His production, which opened Friday, has a three-piece band and a living-room feel, as he described it during rehearsals. "We talk directly to the audience all the time."

The stories include one from a London blogger, a piece by humorist Dave Barry and another by Cincinnati rabbi Robert Barr - a Christmas Eve sermon he delivered at a local Unitarian Church. Actors perform the stories interspersed with songs by John Lennon, Joni Mitchell, the Mamas and the Papas, and others.

In the city's Fishtown section, the professional Walking Fish Theatre is staging a bilingual piece for families called Un Viaje: A Christmas Journey, which opened two weeks ago. It's about a woman who's grown apart from her cultural roots, and brings her children to Latin America to spend Christmas with their grandmother there.

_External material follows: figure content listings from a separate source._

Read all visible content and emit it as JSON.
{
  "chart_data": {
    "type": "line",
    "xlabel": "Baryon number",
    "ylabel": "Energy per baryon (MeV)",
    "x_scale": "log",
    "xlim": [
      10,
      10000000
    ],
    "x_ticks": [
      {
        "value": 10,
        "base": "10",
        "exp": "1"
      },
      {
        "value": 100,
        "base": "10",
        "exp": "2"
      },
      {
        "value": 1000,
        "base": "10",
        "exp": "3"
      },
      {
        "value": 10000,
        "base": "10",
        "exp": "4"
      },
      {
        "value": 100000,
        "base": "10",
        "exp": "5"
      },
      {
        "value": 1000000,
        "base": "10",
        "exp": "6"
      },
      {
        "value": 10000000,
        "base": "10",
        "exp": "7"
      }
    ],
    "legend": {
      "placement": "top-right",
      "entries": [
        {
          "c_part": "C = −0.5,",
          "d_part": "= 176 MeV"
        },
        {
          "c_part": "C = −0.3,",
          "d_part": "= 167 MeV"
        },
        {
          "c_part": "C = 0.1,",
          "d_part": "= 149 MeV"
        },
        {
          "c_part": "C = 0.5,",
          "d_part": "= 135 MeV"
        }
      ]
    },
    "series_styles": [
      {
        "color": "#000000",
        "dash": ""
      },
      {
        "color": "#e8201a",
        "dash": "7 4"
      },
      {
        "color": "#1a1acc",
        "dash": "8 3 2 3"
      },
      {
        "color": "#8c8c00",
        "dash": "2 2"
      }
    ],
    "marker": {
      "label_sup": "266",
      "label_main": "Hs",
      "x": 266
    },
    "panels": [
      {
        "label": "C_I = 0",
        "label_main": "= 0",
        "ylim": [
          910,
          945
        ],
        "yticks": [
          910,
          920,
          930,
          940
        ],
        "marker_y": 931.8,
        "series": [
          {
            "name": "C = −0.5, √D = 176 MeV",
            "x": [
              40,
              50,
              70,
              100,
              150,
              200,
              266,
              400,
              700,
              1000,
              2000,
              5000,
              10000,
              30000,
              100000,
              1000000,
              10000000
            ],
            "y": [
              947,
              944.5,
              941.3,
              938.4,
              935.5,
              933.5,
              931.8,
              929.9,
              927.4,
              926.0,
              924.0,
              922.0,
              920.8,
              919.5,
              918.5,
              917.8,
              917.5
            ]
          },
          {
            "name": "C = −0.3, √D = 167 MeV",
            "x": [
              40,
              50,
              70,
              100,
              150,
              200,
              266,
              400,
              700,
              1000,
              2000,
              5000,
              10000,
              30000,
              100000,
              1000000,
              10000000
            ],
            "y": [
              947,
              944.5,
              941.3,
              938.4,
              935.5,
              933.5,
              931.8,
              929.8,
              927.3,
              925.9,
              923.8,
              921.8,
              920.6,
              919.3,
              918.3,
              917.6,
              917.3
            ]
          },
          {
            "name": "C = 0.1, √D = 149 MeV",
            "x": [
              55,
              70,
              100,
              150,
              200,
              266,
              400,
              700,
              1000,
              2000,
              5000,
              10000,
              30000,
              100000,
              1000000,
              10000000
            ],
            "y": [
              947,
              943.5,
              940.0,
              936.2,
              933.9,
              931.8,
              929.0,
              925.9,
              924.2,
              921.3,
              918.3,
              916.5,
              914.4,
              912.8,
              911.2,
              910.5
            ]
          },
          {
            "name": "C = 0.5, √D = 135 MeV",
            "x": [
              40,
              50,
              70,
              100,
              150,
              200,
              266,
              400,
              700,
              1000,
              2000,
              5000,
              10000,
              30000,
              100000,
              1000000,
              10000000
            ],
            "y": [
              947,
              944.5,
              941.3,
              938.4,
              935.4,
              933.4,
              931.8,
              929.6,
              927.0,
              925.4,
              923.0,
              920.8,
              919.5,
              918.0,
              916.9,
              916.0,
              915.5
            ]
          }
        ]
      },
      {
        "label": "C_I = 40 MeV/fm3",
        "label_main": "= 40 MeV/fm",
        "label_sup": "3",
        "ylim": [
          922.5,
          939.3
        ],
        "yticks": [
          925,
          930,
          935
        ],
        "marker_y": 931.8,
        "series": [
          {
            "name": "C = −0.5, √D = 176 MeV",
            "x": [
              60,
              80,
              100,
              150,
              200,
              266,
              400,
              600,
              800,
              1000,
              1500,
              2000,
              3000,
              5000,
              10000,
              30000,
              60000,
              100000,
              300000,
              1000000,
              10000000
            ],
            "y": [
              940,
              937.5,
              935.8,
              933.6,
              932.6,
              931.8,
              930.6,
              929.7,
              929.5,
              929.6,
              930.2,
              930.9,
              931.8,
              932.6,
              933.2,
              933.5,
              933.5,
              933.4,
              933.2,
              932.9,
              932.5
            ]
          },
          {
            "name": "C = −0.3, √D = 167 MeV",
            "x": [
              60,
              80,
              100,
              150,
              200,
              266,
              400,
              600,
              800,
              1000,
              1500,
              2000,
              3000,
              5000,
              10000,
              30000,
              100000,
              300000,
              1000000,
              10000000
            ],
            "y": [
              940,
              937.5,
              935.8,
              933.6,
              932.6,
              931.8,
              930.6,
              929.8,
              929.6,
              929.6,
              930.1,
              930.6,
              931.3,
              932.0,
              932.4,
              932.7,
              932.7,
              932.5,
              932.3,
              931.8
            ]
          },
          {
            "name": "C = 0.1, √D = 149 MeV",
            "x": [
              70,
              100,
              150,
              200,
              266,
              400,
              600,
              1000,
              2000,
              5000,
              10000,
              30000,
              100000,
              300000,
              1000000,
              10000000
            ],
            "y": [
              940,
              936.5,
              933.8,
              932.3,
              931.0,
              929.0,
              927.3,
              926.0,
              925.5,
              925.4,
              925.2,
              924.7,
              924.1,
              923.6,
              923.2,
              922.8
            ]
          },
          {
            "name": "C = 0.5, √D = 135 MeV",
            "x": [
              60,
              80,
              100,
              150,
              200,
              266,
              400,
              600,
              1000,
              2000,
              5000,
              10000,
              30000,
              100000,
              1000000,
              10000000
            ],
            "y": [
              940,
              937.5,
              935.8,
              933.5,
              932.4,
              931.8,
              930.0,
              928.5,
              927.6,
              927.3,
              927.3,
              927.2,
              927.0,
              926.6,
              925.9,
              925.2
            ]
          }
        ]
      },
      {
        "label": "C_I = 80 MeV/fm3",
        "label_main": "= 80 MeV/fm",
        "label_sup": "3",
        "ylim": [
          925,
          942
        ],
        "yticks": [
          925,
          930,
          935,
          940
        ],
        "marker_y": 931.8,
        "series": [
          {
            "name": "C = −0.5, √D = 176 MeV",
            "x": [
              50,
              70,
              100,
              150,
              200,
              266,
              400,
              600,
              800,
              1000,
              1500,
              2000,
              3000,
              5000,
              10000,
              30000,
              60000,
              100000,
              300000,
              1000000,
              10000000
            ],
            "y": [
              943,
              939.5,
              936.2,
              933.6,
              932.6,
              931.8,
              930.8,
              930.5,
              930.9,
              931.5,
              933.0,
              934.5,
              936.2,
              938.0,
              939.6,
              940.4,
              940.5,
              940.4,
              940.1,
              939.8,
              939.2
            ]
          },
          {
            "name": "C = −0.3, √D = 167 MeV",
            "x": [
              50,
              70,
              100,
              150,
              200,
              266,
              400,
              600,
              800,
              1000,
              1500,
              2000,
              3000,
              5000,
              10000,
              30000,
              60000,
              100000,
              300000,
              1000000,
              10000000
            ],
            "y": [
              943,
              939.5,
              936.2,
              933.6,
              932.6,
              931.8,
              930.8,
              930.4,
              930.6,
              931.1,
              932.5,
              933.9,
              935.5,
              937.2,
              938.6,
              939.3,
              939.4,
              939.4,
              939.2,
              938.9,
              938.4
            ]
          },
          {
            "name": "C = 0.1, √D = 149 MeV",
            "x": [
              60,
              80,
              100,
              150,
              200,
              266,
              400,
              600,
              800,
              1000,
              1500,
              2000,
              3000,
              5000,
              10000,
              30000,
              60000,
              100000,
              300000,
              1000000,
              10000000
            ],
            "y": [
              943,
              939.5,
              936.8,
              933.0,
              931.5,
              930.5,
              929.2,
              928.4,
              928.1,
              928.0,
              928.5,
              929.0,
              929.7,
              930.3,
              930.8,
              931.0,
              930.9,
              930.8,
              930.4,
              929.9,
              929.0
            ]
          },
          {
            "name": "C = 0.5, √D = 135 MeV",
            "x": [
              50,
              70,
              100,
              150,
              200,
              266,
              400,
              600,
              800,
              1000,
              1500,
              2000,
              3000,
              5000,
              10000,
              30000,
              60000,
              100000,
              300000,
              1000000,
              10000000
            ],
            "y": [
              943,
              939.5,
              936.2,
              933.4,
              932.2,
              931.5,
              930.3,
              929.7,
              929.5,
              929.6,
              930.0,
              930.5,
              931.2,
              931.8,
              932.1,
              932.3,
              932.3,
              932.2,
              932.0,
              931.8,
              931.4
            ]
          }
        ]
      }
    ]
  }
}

Written by the company's artistic director, Michelle Pauls, and actors victor Rodriguez and Anjoli Santiago, it offers the audience sing-along opportunities and kids the option of dancing onstage with the cast.

The most high-concept new Christmas show was at Delaware Theatre Company in Wilmington, where A Cappella Humana, by theater artist Kevin Ramsey and his niece, Pearl Ramsey, told of the Nativity, and the story beyond it, in the form of a reality TV show. The show, which ended its run last weekend, was laden with traditional, spiritual, and gospel numbers.

The other show already through its run is Flashpoint Theatre Company's loony Chlamydia for Christmas and Herpes for Hanukkah: More Sex-Ed Burlesque for the Holidays. The invention of two of the company's cofounders, Meghann Williams and Gigi Naglak, it consisted of a series of risque-to-raunchy skits centered on the two holidays. It played until last weekend at the Adrienne Theatre - in repertory with David Sedaris' The Santaland Diaries, a standby Flashpoint produces annually. A reliable oldie mixed with a bizarre original makes for a producer's proven box-office ploy: hedging the bets.

New Holiday Shows

These three original shows, all premieres, continue to run.

Hershel and the Hanukkah Goblins at the Painted Bride, 230 Vine St., through Dec. 31. Tickets: $16-$25. 215-925-9914 or www.gasandelectricarts.org.

Voices of Christmas at Centre Theatre, 208 DeKalb St., Norristown, through Dec. 31. Tickets: $29; $39 New Year's Eve, with party. 610-283-2230 or www.theatrehorizon.org.

Un Viaje: A Christmas Journey at Walking Fish Theatre, 2509 Frankford Ave., through Dec. 30. Tickets: $6-$12. 215-427-9255 or www.walkingfishtheatre.com.